3.3 Impact of the Project on Students

  • Student Attitudes Towards Learning
  • Grade 5 students are generally positive about school and learning. However, boys were more positive than girls about school, after experiencing A Prairie Tour.

    Students most often preferred to learn by "doing activities/experiments/puzzles", "using the computer", and "watching movies/videos/films". These methods were particularly important for students who were less likely to really enjoy school.

    Not surprisingly, students in the focus groups reiterated the importance of active learning experiences and the use of computers. However, the analysis of baseline to post questionnaires also indicated a significant change in students liking to learn by talking to the teachers individually and by taking notes. These appear to be learning experiences that students have become more accustomed to through A Prairie Tour.

    Students were less likely to indicate that they were asked to do things that are "too easy for them" after participating in A Prairie Tour.

  • Student Motivation and Engagement
  • Students were motivated by the activities and the technology in the interdisciplinary multimedia unit A Prairie Tour (although there should be fewer Black Line Masters and more art!).

    The results of the baseline and post surveys indicated that girls are more likely than boys to complete their work on time.

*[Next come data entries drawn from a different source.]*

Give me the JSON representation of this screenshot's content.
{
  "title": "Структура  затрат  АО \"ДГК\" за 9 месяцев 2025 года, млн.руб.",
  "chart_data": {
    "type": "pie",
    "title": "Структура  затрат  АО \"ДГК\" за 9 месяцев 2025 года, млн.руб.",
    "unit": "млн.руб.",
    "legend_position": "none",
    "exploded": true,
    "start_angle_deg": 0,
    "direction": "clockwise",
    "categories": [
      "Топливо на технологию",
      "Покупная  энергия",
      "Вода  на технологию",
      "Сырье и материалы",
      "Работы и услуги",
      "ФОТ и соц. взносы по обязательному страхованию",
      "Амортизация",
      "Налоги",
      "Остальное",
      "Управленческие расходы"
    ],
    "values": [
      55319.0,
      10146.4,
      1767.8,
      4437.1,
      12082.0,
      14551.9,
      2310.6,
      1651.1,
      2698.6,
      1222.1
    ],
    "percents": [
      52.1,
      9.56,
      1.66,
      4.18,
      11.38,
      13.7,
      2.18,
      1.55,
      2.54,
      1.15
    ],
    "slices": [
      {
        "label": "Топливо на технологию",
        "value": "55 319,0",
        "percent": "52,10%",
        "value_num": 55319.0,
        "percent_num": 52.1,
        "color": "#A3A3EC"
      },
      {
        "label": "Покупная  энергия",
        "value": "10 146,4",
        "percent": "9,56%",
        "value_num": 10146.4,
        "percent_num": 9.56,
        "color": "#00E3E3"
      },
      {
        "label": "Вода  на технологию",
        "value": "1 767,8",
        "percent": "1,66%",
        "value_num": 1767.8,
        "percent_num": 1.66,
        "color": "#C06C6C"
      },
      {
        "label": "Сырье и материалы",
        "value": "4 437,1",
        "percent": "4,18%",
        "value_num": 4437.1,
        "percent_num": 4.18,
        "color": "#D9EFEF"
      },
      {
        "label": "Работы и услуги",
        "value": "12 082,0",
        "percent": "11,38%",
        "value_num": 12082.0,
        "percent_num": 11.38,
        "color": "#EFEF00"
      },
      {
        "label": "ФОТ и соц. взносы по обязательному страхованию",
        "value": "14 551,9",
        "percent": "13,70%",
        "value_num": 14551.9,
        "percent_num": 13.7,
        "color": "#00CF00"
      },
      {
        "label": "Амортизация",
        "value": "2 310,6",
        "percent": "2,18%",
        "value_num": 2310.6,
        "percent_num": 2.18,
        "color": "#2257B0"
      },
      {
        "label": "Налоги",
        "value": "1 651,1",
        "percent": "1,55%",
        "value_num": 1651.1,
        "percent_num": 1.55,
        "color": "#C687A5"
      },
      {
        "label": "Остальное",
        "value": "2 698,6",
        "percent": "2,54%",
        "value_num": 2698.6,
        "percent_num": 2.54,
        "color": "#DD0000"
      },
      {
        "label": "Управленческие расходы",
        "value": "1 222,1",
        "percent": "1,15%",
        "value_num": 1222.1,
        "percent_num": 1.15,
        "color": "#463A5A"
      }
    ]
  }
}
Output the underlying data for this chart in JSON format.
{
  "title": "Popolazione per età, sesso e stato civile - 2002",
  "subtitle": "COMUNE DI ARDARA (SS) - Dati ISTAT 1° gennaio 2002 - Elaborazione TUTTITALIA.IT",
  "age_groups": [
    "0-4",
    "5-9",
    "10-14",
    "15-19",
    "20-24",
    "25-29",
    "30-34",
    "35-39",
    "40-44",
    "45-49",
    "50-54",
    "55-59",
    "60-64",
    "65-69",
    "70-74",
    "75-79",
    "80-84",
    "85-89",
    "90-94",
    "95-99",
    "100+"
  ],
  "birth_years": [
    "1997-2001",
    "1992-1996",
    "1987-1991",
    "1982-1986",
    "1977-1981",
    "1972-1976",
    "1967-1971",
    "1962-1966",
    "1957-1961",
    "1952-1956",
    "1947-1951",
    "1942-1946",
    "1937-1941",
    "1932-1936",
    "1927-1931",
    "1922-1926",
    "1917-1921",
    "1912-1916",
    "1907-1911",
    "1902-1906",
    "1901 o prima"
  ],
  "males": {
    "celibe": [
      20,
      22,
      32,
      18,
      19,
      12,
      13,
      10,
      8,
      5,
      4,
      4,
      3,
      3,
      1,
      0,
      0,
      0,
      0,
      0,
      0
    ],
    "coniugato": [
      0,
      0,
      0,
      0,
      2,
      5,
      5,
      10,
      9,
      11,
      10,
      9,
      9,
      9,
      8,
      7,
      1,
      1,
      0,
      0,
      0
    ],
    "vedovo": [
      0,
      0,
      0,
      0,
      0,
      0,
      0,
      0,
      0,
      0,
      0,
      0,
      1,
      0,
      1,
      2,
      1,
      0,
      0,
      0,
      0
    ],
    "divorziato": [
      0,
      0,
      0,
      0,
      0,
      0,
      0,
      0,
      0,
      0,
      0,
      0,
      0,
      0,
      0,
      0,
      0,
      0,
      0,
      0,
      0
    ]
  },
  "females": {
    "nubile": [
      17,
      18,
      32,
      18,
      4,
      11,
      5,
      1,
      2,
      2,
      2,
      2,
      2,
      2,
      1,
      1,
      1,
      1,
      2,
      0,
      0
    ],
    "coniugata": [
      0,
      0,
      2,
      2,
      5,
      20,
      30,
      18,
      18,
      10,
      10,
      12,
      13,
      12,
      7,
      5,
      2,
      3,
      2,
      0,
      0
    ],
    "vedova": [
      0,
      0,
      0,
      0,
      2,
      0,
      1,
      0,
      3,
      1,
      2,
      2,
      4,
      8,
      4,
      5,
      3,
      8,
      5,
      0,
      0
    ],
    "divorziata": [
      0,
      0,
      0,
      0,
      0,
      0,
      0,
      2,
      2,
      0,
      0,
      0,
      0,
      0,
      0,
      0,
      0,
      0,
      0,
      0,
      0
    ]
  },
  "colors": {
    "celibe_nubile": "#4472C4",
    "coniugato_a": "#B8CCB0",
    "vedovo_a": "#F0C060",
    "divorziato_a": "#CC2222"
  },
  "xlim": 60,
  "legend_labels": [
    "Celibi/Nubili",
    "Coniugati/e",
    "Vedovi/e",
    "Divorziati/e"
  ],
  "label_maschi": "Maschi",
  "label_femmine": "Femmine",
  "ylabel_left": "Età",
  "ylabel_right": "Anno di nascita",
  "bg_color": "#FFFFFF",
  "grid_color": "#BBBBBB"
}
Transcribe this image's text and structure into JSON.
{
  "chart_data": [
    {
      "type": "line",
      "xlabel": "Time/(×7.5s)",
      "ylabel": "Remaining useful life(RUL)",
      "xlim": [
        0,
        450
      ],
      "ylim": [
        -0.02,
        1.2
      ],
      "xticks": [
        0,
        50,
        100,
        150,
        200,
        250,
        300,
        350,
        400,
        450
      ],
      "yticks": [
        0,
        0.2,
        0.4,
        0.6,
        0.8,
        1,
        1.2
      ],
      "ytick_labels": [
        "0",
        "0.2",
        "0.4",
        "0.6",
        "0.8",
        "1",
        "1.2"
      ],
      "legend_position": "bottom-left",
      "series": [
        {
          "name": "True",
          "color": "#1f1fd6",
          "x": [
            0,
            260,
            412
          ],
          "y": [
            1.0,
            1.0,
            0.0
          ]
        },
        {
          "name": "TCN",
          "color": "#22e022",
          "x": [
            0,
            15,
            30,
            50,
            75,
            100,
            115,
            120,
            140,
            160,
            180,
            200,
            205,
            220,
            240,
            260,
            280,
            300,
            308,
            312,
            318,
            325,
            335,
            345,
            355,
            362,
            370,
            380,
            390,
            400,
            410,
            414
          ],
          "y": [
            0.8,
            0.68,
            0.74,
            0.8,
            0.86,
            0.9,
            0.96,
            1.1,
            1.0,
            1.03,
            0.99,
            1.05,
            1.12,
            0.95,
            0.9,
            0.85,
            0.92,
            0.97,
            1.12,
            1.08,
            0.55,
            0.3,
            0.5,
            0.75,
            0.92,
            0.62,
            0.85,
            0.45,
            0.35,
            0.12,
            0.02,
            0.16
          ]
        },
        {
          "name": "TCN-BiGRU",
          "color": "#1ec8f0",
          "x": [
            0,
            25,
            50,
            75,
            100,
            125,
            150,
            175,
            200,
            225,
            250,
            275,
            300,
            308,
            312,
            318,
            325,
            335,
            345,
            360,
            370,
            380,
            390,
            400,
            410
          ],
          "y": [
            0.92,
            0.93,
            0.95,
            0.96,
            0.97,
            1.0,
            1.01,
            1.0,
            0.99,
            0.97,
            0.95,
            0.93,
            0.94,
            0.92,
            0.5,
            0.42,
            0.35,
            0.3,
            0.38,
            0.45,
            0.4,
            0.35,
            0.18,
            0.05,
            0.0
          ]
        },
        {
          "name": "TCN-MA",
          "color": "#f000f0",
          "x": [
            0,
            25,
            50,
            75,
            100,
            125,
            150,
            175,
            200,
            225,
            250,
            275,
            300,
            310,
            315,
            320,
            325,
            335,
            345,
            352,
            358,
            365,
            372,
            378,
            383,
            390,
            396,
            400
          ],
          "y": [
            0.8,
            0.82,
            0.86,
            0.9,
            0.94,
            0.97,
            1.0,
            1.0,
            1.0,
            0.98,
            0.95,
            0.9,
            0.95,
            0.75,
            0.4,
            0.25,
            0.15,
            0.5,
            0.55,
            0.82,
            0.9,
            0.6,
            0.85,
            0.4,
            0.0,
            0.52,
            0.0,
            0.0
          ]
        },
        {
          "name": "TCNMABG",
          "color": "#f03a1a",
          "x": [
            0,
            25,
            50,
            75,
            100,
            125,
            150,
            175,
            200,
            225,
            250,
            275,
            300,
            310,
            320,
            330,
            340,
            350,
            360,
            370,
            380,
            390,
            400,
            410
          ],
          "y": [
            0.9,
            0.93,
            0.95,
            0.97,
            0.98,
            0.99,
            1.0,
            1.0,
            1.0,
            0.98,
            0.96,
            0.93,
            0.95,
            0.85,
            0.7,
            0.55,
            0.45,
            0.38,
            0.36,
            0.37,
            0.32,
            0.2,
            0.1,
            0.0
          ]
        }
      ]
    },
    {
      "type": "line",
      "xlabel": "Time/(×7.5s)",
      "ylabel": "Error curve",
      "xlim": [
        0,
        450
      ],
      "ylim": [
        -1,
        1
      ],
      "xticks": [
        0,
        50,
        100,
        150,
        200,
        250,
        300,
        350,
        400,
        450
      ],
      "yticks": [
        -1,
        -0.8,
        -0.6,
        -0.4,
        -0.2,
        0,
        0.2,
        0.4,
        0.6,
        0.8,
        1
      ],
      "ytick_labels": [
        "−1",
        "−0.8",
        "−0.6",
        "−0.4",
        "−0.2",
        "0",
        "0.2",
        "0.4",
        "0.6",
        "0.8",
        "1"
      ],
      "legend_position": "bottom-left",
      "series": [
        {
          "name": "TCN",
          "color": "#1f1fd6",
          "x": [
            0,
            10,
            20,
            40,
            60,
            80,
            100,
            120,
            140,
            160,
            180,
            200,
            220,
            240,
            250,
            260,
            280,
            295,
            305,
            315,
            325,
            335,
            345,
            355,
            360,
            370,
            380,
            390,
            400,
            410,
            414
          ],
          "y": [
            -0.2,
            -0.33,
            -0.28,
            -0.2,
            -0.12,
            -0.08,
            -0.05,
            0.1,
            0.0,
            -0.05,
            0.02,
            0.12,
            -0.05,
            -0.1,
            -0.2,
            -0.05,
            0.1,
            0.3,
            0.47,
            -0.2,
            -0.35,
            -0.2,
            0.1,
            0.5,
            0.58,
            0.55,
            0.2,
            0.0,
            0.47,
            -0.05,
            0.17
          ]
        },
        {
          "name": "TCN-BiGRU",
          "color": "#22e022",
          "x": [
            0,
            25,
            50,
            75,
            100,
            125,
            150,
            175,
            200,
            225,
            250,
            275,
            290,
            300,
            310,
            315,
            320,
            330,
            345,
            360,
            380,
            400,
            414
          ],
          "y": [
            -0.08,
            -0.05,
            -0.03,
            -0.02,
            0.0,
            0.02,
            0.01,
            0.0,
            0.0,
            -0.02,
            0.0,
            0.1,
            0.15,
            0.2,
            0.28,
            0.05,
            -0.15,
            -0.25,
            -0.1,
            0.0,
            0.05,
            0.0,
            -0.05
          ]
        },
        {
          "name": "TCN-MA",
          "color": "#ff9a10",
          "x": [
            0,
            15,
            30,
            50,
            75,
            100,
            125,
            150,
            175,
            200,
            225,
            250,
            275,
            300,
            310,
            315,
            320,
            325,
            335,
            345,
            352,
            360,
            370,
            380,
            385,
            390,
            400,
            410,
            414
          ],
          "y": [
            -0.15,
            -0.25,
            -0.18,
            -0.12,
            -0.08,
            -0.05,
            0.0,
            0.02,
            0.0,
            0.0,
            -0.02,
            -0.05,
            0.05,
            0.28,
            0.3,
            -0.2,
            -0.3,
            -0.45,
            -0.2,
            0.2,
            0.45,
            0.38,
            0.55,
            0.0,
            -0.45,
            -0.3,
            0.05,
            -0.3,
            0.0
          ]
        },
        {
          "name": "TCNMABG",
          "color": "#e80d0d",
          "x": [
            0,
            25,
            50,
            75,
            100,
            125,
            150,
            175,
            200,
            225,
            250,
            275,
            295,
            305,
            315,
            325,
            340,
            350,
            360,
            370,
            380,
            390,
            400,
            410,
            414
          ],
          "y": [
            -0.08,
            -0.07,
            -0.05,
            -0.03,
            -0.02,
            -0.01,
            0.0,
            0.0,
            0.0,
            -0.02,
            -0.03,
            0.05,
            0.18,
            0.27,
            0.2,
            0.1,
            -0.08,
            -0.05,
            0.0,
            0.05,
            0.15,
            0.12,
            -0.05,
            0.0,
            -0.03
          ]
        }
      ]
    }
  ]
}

    Do students feel this has been a relevant (authentic) learning experience? Yes. Students were more likely to see A Prairie Tour as being "like real life" because of the theme and content (the prairies), because they were using technology, because they were using skills applicable to real life (e.g., measurement, map reading), and because of the integrated approach.

  • Student Learning
  • Students were able to describe many things that they had learned. Examples of student work also showed evidence of student learning. However, actual samples that teachers and students provided as "evidence" were items such as student reflections, poetry, Reading Response Logs, and drawings. These were samples that showed students responding to what they had learned by constructing creative and personal products based on their learning experiences.

    On the post questionnaires, as one would expect, students were much more likely to report knowing "a lot" about Canada's prairies. It should be noted that there was a high correlation between enjoyment and self-reported learning. The more intensely students liked the unit, the more likely they were to report learning "a lot."

    Many teachers indicated difficulties with assessing student learning, often because of the requirement to produce subject specific marks. When they reviewed the students' marks this year, teachers indicated that average marks had not changed, although some teachers also commented that the work was more difficult and challenging. This perception fits with student reports that they were less likely to be asked to do easy work and more likely to be asked to "figure things out for themselves."

  • Impact of the Project
  • Students enjoyed the project and felt they had learned "a lot." On the questionnaire, they tended to indicate areas of content such as information about the three levels of prairie, wildlife, and farming. However, in the focus group discussions students identified areas of skills (e.g., computer skills, mathematics skills, map reading) and concepts (e.g., geometry concepts,understanding different points of view).

    Both students and teachers gave examples of how students had connected A Prairie Tour to out of school life. In many cases students were also able to articulate how what they had learned would help them in the future.